There are a couple of weak points of the GT80 Titan, though some may disagree. The first is the panel. It's an 18.4-inch panel at a pedestrian resolution of 1920x1080. With this much graphics grunt, gaming at 1920x1080 practically handcuffs the pair of 980 cards. The good news is, the laptop is set up to support three monitors in surround mode using a pair of miniDP ports and an HDMI port.
The other weakness will bug those who intend to use the GT80 for CPU intensive tasks. Despite its bulk, the GT80 Titan is really no faster than the HP Omen and Razer Blade Pro 2014.
That's a little disappointing. For gaming loads, it's really no big deal. In fact, for someone who is primarily interested in a gaming laptop, I generally say skimp on the CPU and throw it all at the GPU. Still, to see the thick GT80 pull even with the thin-as- hell HP Omen is, well, a letdown. It's like stomping on the gas pedal in your vintage muscle car at a stop light, laying some rubber, and then arriving at the next light to see the funny electric car you thought you burned sitting right next to you. And yes, I included the encoding performance of the AVADirect X99 and its 8-core beast to show you who is large and in charge.

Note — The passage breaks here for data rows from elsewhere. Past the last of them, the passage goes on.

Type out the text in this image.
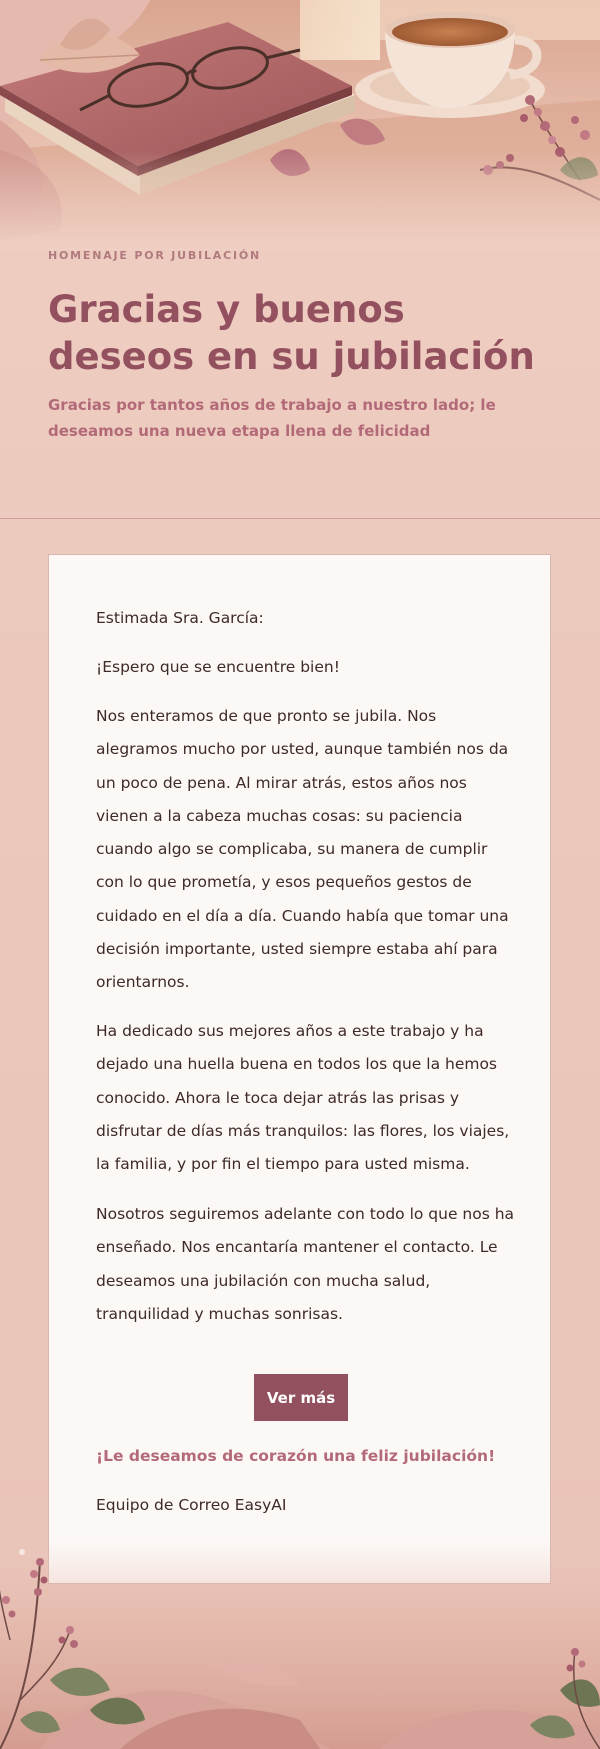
HOMENAJE POR JUBILACIÓN
Gracias y buenos deseos en su jubilación

Gracias por tantos años de trabajo a nuestro lado; le deseamos una nueva etapa llena de felicidad

Estimada Sra. García:

¡Espero que se encuentre bien!

Nos enteramos de que pronto se jubila. Nos alegramos mucho por usted, aunque también nos da un poco de pena. Al mirar atrás, estos años nos vienen a la cabeza muchas cosas: su paciencia cuando algo se complicaba, su manera de cumplir con lo que prometía, y esos pequeños gestos de cuidado en el día a día. Cuando había que tomar una decisión importante, usted siempre estaba ahí para orientarnos.

Ha dedicado sus mejores años a este trabajo y ha dejado una huella buena en todos los que la hemos conocido. Ahora le toca dejar atrás las prisas y disfrutar de días más tranquilos: las flores, los viajes, la familia, y por fin el tiempo para usted misma.

Nosotros seguiremos adelante con todo lo que nos ha enseñado. Nos encantaría mantener el contacto. Le deseamos una jubilación con mucha salud, tranquilidad y muchas sonrisas.

Ver más

¡Le deseamos de corazón una feliz jubilación!

Equipo de Correo EasyAI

MSI may have skimped on CPU in our config, but it was generous with storage. The company takes advantage of the plentiful space to give you the ability to run up to four M.2 SATA drives in RAID 0. Our unit came with two Kingston 128GB M.2 SATA drives in RAID 0, and performance of both was a blistering 1,000MB/s reads and 600MB/s writes. Call us picky bastards, but we wonder what performance would be like with even faster drives, or with four.

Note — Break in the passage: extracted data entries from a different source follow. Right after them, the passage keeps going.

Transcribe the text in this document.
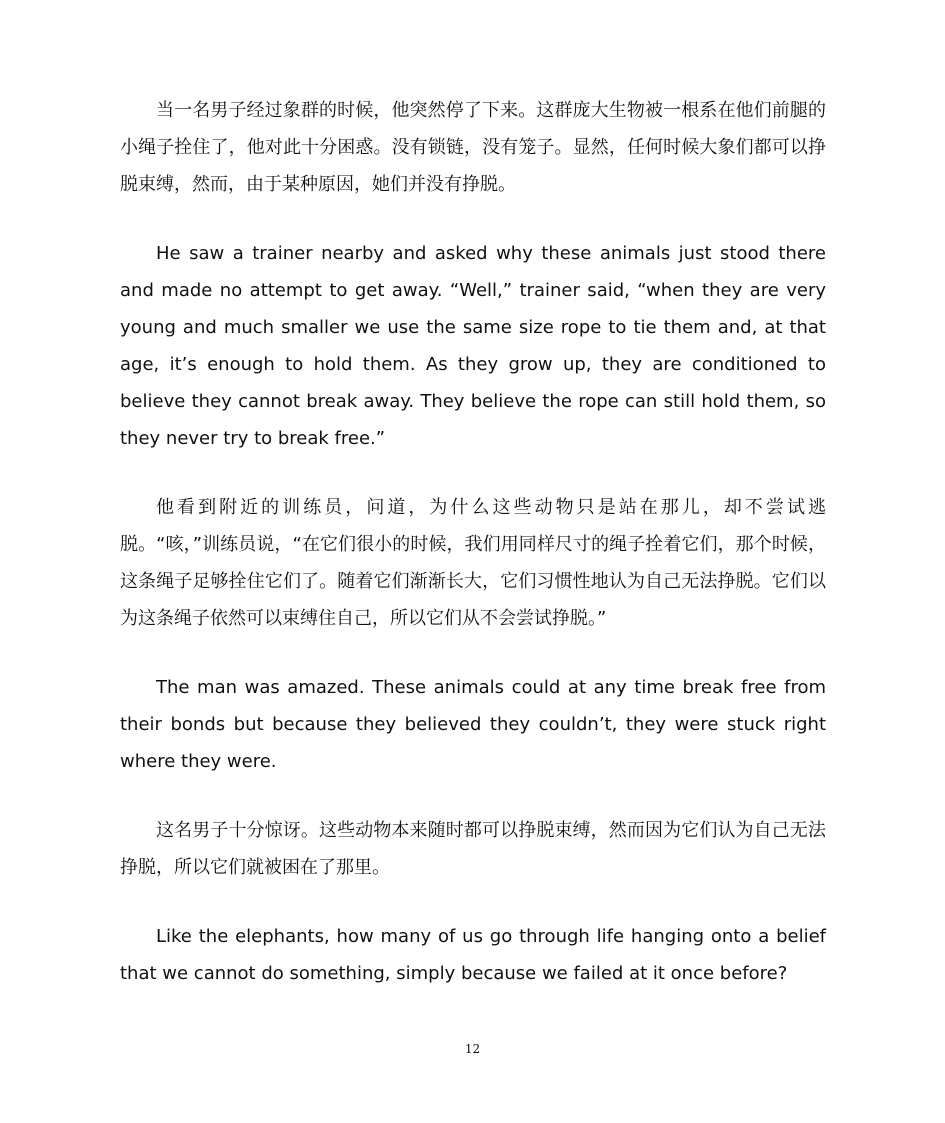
当一名男子经过象群的时候，他突然停了下来。这群庞大生物被一根系在他们前腿的小绳子拴住了，他对此十分困惑。没有锁链，没有笼子。显然，任何时候大象们都可以挣脱束缚，然而，由于某种原因，她们并没有挣脱。

He saw a trainer nearby and asked why these animals just stood there and made no attempt to get away. “Well,” trainer said, “when they are very young and much smaller we use the same size rope to tie them and, at that age, it’s enough to hold them. As they grow up, they are conditioned to believe they cannot break away. They believe the rope can still hold them, so they never try to break free.”

他看到附近的训练员，问道，为什么这些动物只是站在那儿，却不尝试逃脱。“咳，”训练员说，“在它们很小的时候，我们用同样尺寸的绳子拴着它们，那个时候，这条绳子足够拴住它们了。随着它们渐渐长大，它们习惯性地认为自己无法挣脱。它们以为这条绳子依然可以束缚住自己，所以它们从不会尝试挣脱。”

The man was amazed. These animals could at any time break free from their bonds but because they believed they couldn’t, they were stuck right where they were.

这名男子十分惊讶。这些动物本来随时都可以挣脱束缚，然而因为它们认为自己无法挣脱，所以它们就被困在了那里。

Like the elephants, how many of us go through life hanging onto a belief that we cannot do something, simply because we failed at it once before?

12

Getting to those drives is easy, too. Just unscrew two Philips heads on the bottom and slide open to access all four M.2 slots, as well as two additional SO-DIMM slots for RAM, the optical drive (a Blu-ray burner in this case), and a 1TB Hitachi HDD.
It's also worth mentioning the acoustics of the GT80 Titan. Under a CPU load it's quiet, but after a long session of gaming the fans will spool up enough to let you know they're there. It's not loud, but it's right on the border at times. Fortunately it's a dull roar, not a shrill whine. There's even a button to spool the fans up to max rpm's, but with overclocking currently disabled on the mobile GTX 980 parts, I'm not sure what the point is.
The other big cost is the actual cost. Such an odd-duck laptop packed to the gills with hardware won't be cheap. The configuration I reviewed, the GT80 SLI-001, will set your credit card back $3,400. Most high-performance gaming notebooks with a single GeForce GTX 980 will set you back $2,300. That means you're definitely paying a hefty premium for the GT80 Titan SLI, but you're really getting desktop-like performance and that slick mechanical keyboard.